I was there at the time, and I can testify that he came in quite unconcernedly, though there was an evident look of disapproval upon his countenance. It was thus with the Captain, that nothing was news unless it stirred him to an opinion. An earthquake might have shaken down the Hempfield townhall or tipped over the Congregational Church, but the Captain might not have thought of putting the news in the paper unless it had occurred to him that the selectmen should have been on hand to prevent the earthquake, upon which he would have had a glorious article, not on the earthquake, but on the failure of a free American commonwealth, in this enlightened twentieth century, to secure efficiency in the conduct of the simplest of its public affairs.

But truly historic events get themselves reported even through the densest mediums. I saw the Captain with my own eyes as he wrote:

What has become of the officer of the law in Hempfield? A strange young man was seen coming down Main Street yesterday afternoon in a condition which made him a sad example for the lads of Hempfield, many of whom were following him. Is this an orderly and law-abiding town or is it not?

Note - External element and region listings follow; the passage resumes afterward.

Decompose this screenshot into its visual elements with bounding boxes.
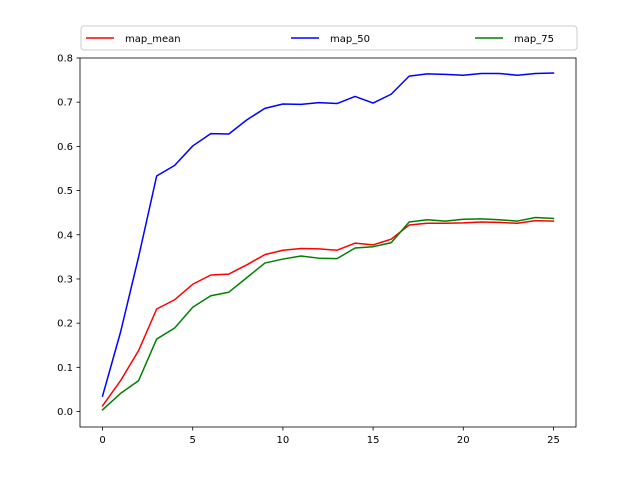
x-tick-label: 5 (190, 435, 196, 446)
legend-label-map-mean: map_mean (125, 34, 181, 45)
y-tick-label: 0.6 (57, 142, 73, 153)
x-tick-label: 25 (547, 435, 560, 446)
series-line-map-75 (101, 216, 555, 411)
series-line-map-mean (101, 219, 555, 407)
legend: map_mean map_50 map_75 (80, 25, 578, 51)
series-layer (101, 72, 555, 411)
axes-layer: 0 5 10 15 20 25 0.0 0.1 0.2 0.3 0.4 0.5 0.6 0.7 0.8 (57, 54, 577, 446)
x-tick-label: 20 (457, 435, 470, 446)
y-tick-label: 0.2 (57, 319, 73, 330)
y-tick-label: 0.0 (57, 407, 73, 418)
legend-label-map-75: map_75 (514, 34, 554, 45)
series-line-map-50 (101, 72, 555, 397)
legend-label-map-50: map_50 (330, 34, 370, 45)
x-tick-label: 10 (277, 435, 290, 446)
y-tick-label: 0.7 (57, 98, 73, 109)
legend-frame (80, 25, 578, 51)
x-tick-label: 0 (99, 435, 105, 446)
y-tick-label: 0.3 (57, 274, 73, 285)
plot-frame (79, 57, 577, 428)
y-tick-label: 0.8 (57, 54, 73, 65)
y-tick-label: 0.4 (57, 230, 73, 241)
y-tick-label: 0.5 (57, 186, 73, 197)
x-tick-label: 15 (367, 435, 380, 446)
y-tick-label: 0.1 (57, 363, 73, 374)
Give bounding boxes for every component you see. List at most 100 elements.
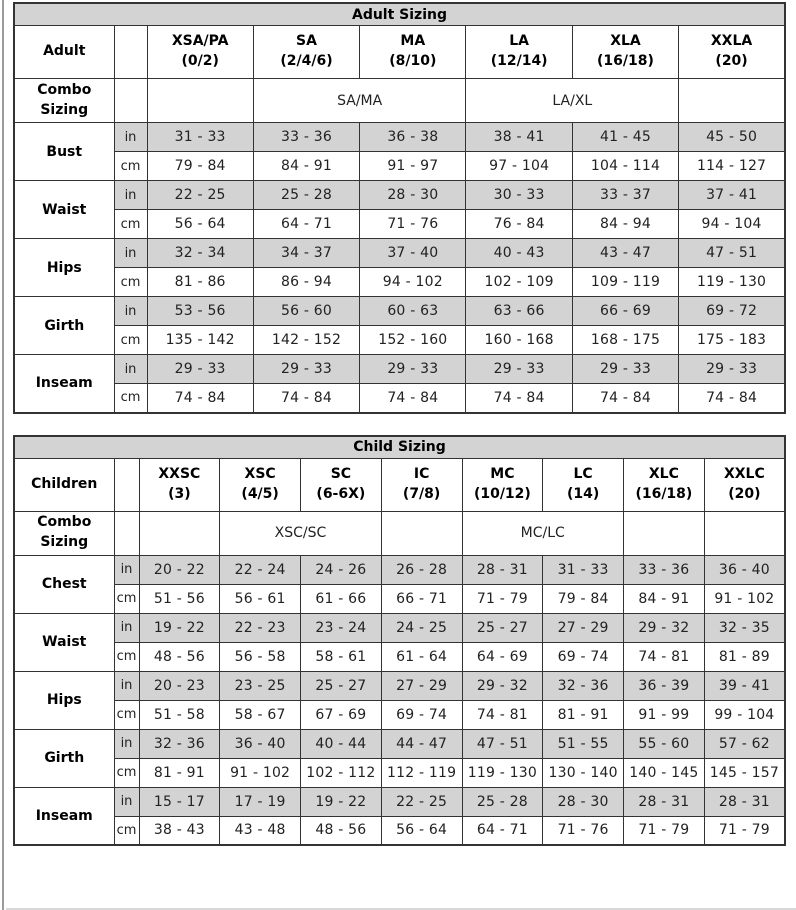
- range-cell: 142 - 152: [252, 325, 361, 355]
- range-cell: 97 - 104: [465, 151, 573, 181]
- size-header: XLA (16/18): [571, 25, 680, 79]
- measurement-label: Waist: [13, 180, 115, 239]
- combo-sizing-label: Combo Sizing: [13, 510, 115, 556]
- combo-cell: [703, 510, 786, 556]
- unit-label-in: in: [113, 296, 148, 326]
- range-cell: 71 - 76: [542, 815, 624, 846]
- range-cell: 60 - 63: [359, 296, 467, 326]
- range-cell: 145 - 157: [703, 757, 786, 788]
- range-cell: 91 - 97: [359, 151, 467, 181]
- range-cell: 27 - 29: [542, 612, 624, 643]
- range-cell: 109 - 119: [571, 267, 680, 297]
- combo-cell: MC/LC: [461, 510, 624, 556]
- group-header-label: Children: [13, 457, 115, 512]
- size-header: MC (10/12): [461, 457, 544, 512]
- measurement-label: Inseam: [13, 354, 115, 413]
- range-cell: 25 - 28: [252, 180, 361, 210]
- range-cell: 38 - 41: [465, 122, 573, 152]
- size-header: XSC (4/5): [219, 457, 301, 512]
- measurement-label: Bust: [13, 122, 115, 181]
- range-cell: 112 - 119: [380, 757, 463, 788]
- unit-label-in: in: [113, 238, 148, 268]
- combo-cell: LA/XL: [465, 78, 680, 123]
- unit-label-in: in: [113, 180, 148, 210]
- unit-label-in: in: [113, 670, 140, 701]
- range-cell: 45 - 50: [678, 122, 786, 152]
- range-cell: 74 - 84: [252, 383, 361, 413]
- range-cell: 19 - 22: [300, 786, 382, 817]
- size-header: LA (12/14): [465, 25, 573, 79]
- combo-cell: [146, 78, 254, 123]
- range-cell: 33 - 36: [252, 122, 361, 152]
- range-cell: 99 - 104: [703, 699, 786, 730]
- range-cell: 48 - 56: [138, 641, 221, 672]
- unit-label-in: in: [113, 786, 140, 817]
- range-cell: 28 - 31: [703, 786, 786, 817]
- unit-label-in: in: [113, 554, 140, 585]
- unit-label-cm: cm: [113, 209, 148, 239]
- child-sizing-table: Child Sizing Children XXSC (3) XSC (4/5) SC …: [13, 434, 786, 846]
- range-cell: 81 - 91: [542, 699, 624, 730]
- range-cell: 130 - 140: [542, 757, 624, 788]
- range-cell: 56 - 64: [146, 209, 254, 239]
- range-cell: 33 - 36: [623, 554, 705, 585]
- range-cell: 119 - 130: [461, 757, 544, 788]
- unit-label-cm: cm: [113, 757, 140, 788]
- left-page-rule: [2, 0, 4, 910]
- range-cell: 27 - 29: [380, 670, 463, 701]
- range-cell: 36 - 39: [623, 670, 705, 701]
- range-cell: 56 - 64: [380, 815, 463, 846]
- range-cell: 32 - 36: [542, 670, 624, 701]
- measurement-label: Girth: [13, 728, 115, 788]
- range-cell: 71 - 76: [359, 209, 467, 239]
- range-cell: 69 - 74: [380, 699, 463, 730]
- unit-label-cm: cm: [113, 325, 148, 355]
- unit-label-in: in: [113, 354, 148, 384]
- range-cell: 29 - 33: [678, 354, 786, 384]
- range-cell: 102 - 112: [300, 757, 382, 788]
- range-cell: 102 - 109: [465, 267, 573, 297]
- range-cell: 32 - 35: [703, 612, 786, 643]
- unit-label-cm: cm: [113, 815, 140, 846]
- range-cell: 63 - 66: [465, 296, 573, 326]
- range-cell: 74 - 84: [571, 383, 680, 413]
- unit-label-in: in: [113, 612, 140, 643]
- range-cell: 84 - 91: [623, 583, 705, 614]
- unit-label-in: in: [113, 122, 148, 152]
- range-cell: 20 - 23: [138, 670, 221, 701]
- range-cell: 56 - 61: [219, 583, 301, 614]
- range-cell: 36 - 40: [219, 728, 301, 759]
- range-cell: 168 - 175: [571, 325, 680, 355]
- unit-label-in: in: [113, 728, 140, 759]
- size-header: XXSC (3): [138, 457, 221, 512]
- range-cell: 69 - 72: [678, 296, 786, 326]
- range-cell: 43 - 48: [219, 815, 301, 846]
- range-cell: 81 - 91: [138, 757, 221, 788]
- range-cell: 74 - 81: [623, 641, 705, 672]
- range-cell: 71 - 79: [461, 583, 544, 614]
- range-cell: 58 - 67: [219, 699, 301, 730]
- range-cell: 29 - 33: [146, 354, 254, 384]
- range-cell: 38 - 43: [138, 815, 221, 846]
- range-cell: 40 - 44: [300, 728, 382, 759]
- size-header: XSA/PA (0/2): [146, 25, 254, 79]
- combo-unit-blank: [113, 78, 148, 123]
- range-cell: 26 - 28: [380, 554, 463, 585]
- range-cell: 69 - 74: [542, 641, 624, 672]
- range-cell: 76 - 84: [465, 209, 573, 239]
- range-cell: 31 - 33: [146, 122, 254, 152]
- size-header: MA (8/10): [359, 25, 467, 79]
- combo-cell: [380, 510, 463, 556]
- range-cell: 32 - 34: [146, 238, 254, 268]
- range-cell: 24 - 26: [300, 554, 382, 585]
- range-cell: 25 - 27: [300, 670, 382, 701]
- range-cell: 29 - 33: [571, 354, 680, 384]
- measurement-label: Inseam: [13, 786, 115, 846]
- unit-header-blank: [113, 25, 148, 79]
- size-header: XLC (16/18): [623, 457, 705, 512]
- range-cell: 160 - 168: [465, 325, 573, 355]
- range-cell: 29 - 32: [623, 612, 705, 643]
- measurement-label: Waist: [13, 612, 115, 672]
- range-cell: 39 - 41: [703, 670, 786, 701]
- range-cell: 33 - 37: [571, 180, 680, 210]
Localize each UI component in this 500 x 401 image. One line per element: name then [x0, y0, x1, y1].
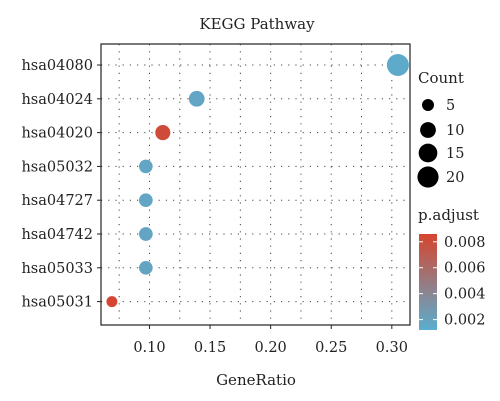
data-point-hsa04727 — [139, 193, 153, 208]
padjust-colorbar — [419, 234, 437, 330]
data-point-hsa05031 — [106, 296, 118, 308]
data-point-hsa04024 — [188, 90, 205, 107]
data-point-hsa04742 — [139, 227, 153, 241]
plot-panel — [100, 43, 411, 326]
x-tick-labels: 0.10 0.15 0.20 0.25 0.30 — [133, 325, 408, 356]
data-point-hsa05032 — [139, 159, 153, 174]
count-legend-label: 5 — [446, 98, 455, 114]
count-legend-label: 15 — [446, 146, 464, 162]
padjust-legend-label: 0.002 — [444, 313, 486, 329]
count-legend-dot — [418, 143, 438, 163]
count-legend-label: 10 — [446, 123, 464, 139]
count-legend-dot — [422, 99, 434, 111]
y-tick-label: hsa04020 — [21, 126, 93, 142]
data-point-hsa05033 — [139, 260, 153, 275]
y-tick-label: hsa05033 — [21, 261, 93, 277]
count-legend-dot — [420, 122, 436, 138]
grid-layer — [101, 44, 410, 325]
padjust-legend-label: 0.004 — [444, 287, 486, 303]
y-tick-label: hsa04742 — [21, 227, 93, 243]
y-tick-labels: hsa04080 hsa04024 hsa04020 hsa05032 hsa04727… — [21, 58, 101, 311]
y-tick-label: hsa04080 — [21, 58, 93, 74]
padjust-legend-title: p.adjust — [418, 206, 479, 224]
count-legend-dot — [417, 166, 439, 188]
y-tick-label: hsa04727 — [21, 193, 93, 209]
data-point-hsa04080 — [386, 53, 409, 77]
y-tick-label: hsa04024 — [21, 92, 93, 108]
y-tick-label: hsa05031 — [21, 295, 93, 311]
data-points — [106, 53, 409, 308]
padjust-legend-label: 0.006 — [444, 261, 486, 277]
padjust-legend-label: 0.008 — [444, 235, 486, 251]
x-axis-label: GeneRatio — [216, 371, 296, 389]
x-tick-label: 0.15 — [194, 340, 226, 356]
count-legend-title: Count — [418, 69, 464, 87]
chart-title: KEGG Pathway — [199, 15, 315, 33]
data-point-hsa04020 — [155, 125, 171, 141]
x-tick-label: 0.10 — [133, 340, 165, 356]
count-legend-label: 20 — [446, 170, 464, 186]
x-tick-label: 0.30 — [376, 340, 408, 356]
count-legend: 5 10 15 20 — [417, 98, 464, 188]
x-tick-label: 0.25 — [315, 340, 347, 356]
y-tick-label: hsa05032 — [21, 159, 93, 175]
padjust-legend: 0.008 0.006 0.004 0.002 — [419, 235, 486, 329]
x-tick-label: 0.20 — [254, 340, 286, 356]
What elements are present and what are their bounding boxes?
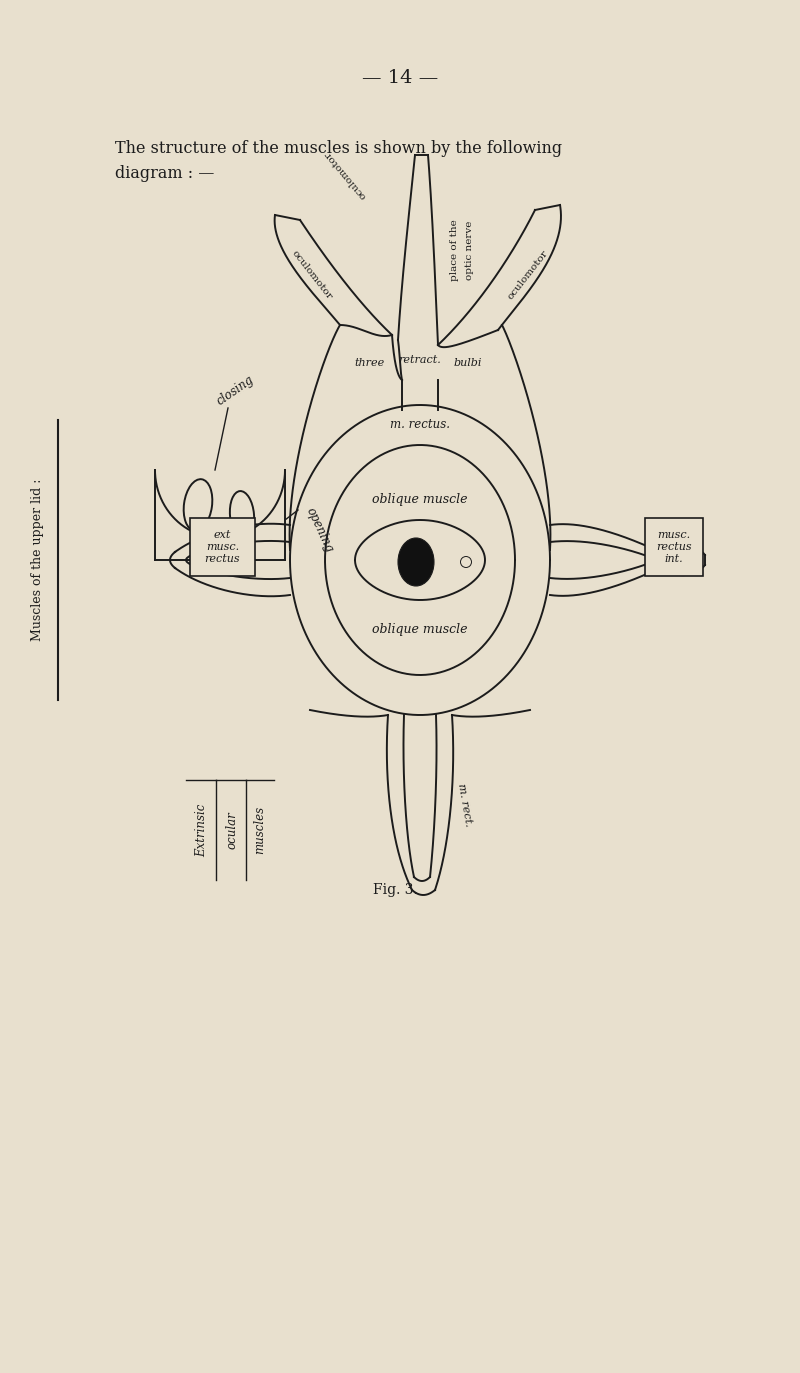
Text: oculomotor: oculomotor — [290, 249, 334, 301]
Text: three: three — [355, 358, 385, 368]
Text: optic nerve: optic nerve — [465, 220, 474, 280]
Text: m. rectus.: m. rectus. — [390, 419, 450, 431]
Bar — [645, 518, 703, 577]
Text: ocular: ocular — [226, 811, 238, 849]
Text: — 14 —: — 14 — — [362, 69, 438, 86]
Bar — [190, 518, 255, 577]
Ellipse shape — [461, 556, 471, 567]
Text: oculomotor: oculomotor — [506, 249, 550, 301]
Text: diagram : —: diagram : — — [115, 165, 214, 183]
Text: closing: closing — [214, 373, 256, 408]
Text: oblique muscle: oblique muscle — [372, 623, 468, 637]
Text: Extrinsic: Extrinsic — [195, 803, 209, 857]
Text: Muscles of the upper lid :: Muscles of the upper lid : — [31, 479, 45, 641]
Text: opening: opening — [304, 505, 336, 555]
Text: ext
musc.
rectus: ext musc. rectus — [205, 530, 240, 564]
Text: place of the: place of the — [450, 220, 459, 281]
Ellipse shape — [398, 538, 434, 586]
Text: m. rect.: m. rect. — [456, 783, 474, 828]
Text: The structure of the muscles is shown by the following: The structure of the muscles is shown by… — [115, 140, 562, 157]
Text: oblique muscle: oblique muscle — [372, 493, 468, 507]
Text: Fig. 3.: Fig. 3. — [373, 883, 418, 897]
Text: musc.
rectus
int.: musc. rectus int. — [656, 530, 692, 564]
Text: retract.: retract. — [398, 356, 442, 365]
Text: bulbi: bulbi — [454, 358, 482, 368]
Text: muscles: muscles — [254, 806, 266, 854]
Text: oculomotor: oculomotor — [322, 150, 368, 200]
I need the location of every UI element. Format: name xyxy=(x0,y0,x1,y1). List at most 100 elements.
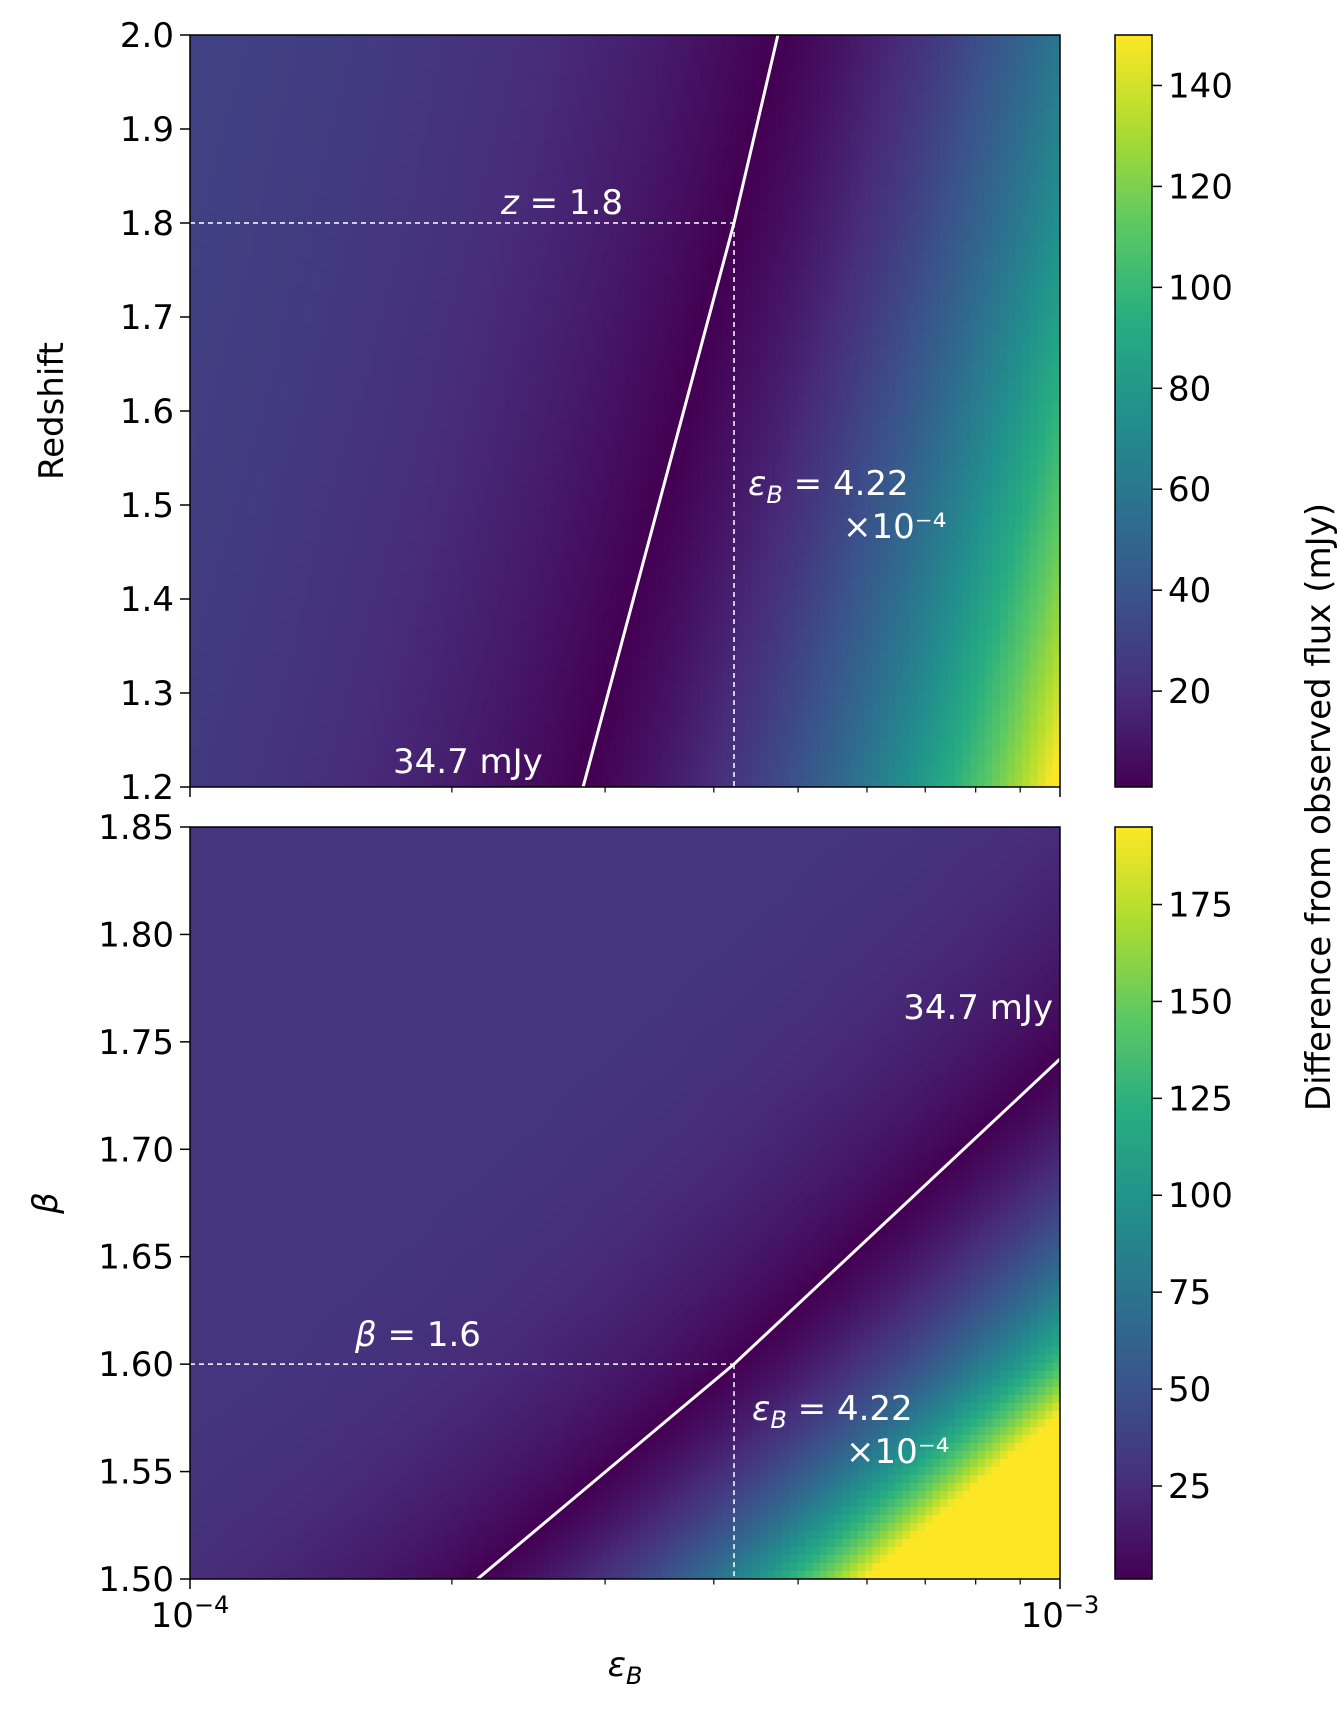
top-heatmap-cell xyxy=(407,75,416,84)
top-heatmap-cell xyxy=(332,259,341,268)
top-heatmap-cell xyxy=(842,107,851,116)
top-heatmap-cell xyxy=(767,83,776,92)
top-heatmap-cell xyxy=(310,163,319,172)
top-heatmap-cell xyxy=(452,235,461,244)
top-heatmap-cell xyxy=(1045,123,1054,132)
top-heatmap-cell xyxy=(625,59,634,68)
top-heatmap-cell xyxy=(250,363,259,372)
top-heatmap-cell xyxy=(242,99,251,108)
top-heatmap-cell xyxy=(805,179,814,188)
top-heatmap-cell xyxy=(887,355,896,364)
top-heatmap-cell xyxy=(460,251,469,260)
top-heatmap-cell xyxy=(640,283,649,292)
top-heatmap-cell xyxy=(250,331,259,340)
top-heatmap-cell xyxy=(1022,107,1031,116)
top-heatmap-cell xyxy=(625,91,634,100)
top-heatmap-cell xyxy=(902,147,911,156)
top-heatmap-cell xyxy=(857,235,866,244)
top-heatmap-cell xyxy=(662,347,671,356)
top-heatmap-cell xyxy=(452,195,461,204)
top-heatmap-cell xyxy=(415,107,424,116)
top-heatmap-cell xyxy=(422,91,431,100)
top-heatmap-cell xyxy=(475,355,484,364)
top-heatmap-cell xyxy=(452,211,461,220)
top-heatmap-cell xyxy=(355,155,364,164)
top-heatmap-cell xyxy=(737,347,746,356)
top-heatmap-cell xyxy=(775,147,784,156)
top-heatmap-cell xyxy=(812,99,821,108)
top-heatmap-cell xyxy=(370,275,379,284)
top-heatmap-cell xyxy=(617,107,626,116)
top-heatmap-cell xyxy=(797,91,806,100)
top-heatmap-cell xyxy=(250,307,259,316)
top-heatmap-cell xyxy=(1037,323,1046,332)
top-heatmap-cell xyxy=(250,259,259,268)
top-heatmap-cell xyxy=(887,51,896,60)
top-heatmap-cell xyxy=(565,227,574,236)
top-heatmap-cell xyxy=(827,123,836,132)
top-heatmap-cell xyxy=(362,371,371,380)
top-heatmap-cell xyxy=(1045,35,1054,44)
top-heatmap-cell xyxy=(235,195,244,204)
top-heatmap-cell xyxy=(445,219,454,228)
top-heatmap-cell xyxy=(280,339,289,348)
top-heatmap-cell xyxy=(700,99,709,108)
top-heatmap-cell xyxy=(580,171,589,180)
top-heatmap-cell xyxy=(205,211,214,220)
top-heatmap-cell xyxy=(587,227,596,236)
top-heatmap-cell xyxy=(340,211,349,220)
top-heatmap-cell xyxy=(490,299,499,308)
top-heatmap-cell xyxy=(580,243,589,252)
top-heatmap-cell xyxy=(865,339,874,348)
top-heatmap-cell xyxy=(902,179,911,188)
top-heatmap-cell xyxy=(340,155,349,164)
top-heatmap-cell xyxy=(565,283,574,292)
top-heatmap-cell xyxy=(887,315,896,324)
top-heatmap-cell xyxy=(505,331,514,340)
top-heatmap-cell xyxy=(1022,355,1031,364)
top-heatmap-cell xyxy=(910,307,919,316)
top-heatmap-cell xyxy=(512,275,521,284)
top-heatmap-cell xyxy=(587,123,596,132)
top-heatmap-cell xyxy=(542,163,551,172)
top-heatmap-cell xyxy=(812,91,821,100)
top-heatmap-cell xyxy=(895,227,904,236)
top-heatmap-cell xyxy=(197,243,206,252)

I may say in passing that the Captain's inquiry: "What has become of the officer of the law in Hempfield?" was purely rhetorical. The Captain knew perfectly well where Steve Lewis was at that critical moment, for he had looked over the fence of Steve's yard as he passed, and saw that officer of the law, in a large blue apron, helping his wife hang out the week's washing. But how could one put that in the Star?

Such was the exact wording of that historic item. By some chance it did not meet the eagle eye of Ed Smith until the completely printed paper, still moist from the press, was placed in his hands. Then his eye fell upon it.

"Who wrote this item about a strange young man?" he asked.

"I think the Captain got it," said Anthy.

"Well!" exclaimed Ed, "that must be the very chap I have just hired to help Fergus."

He paused a moment, reflectively.

"I got him dirt cheap, too," said he.

And this was the way in which Norton Carr was plunged into the whirl of life at Hempfield.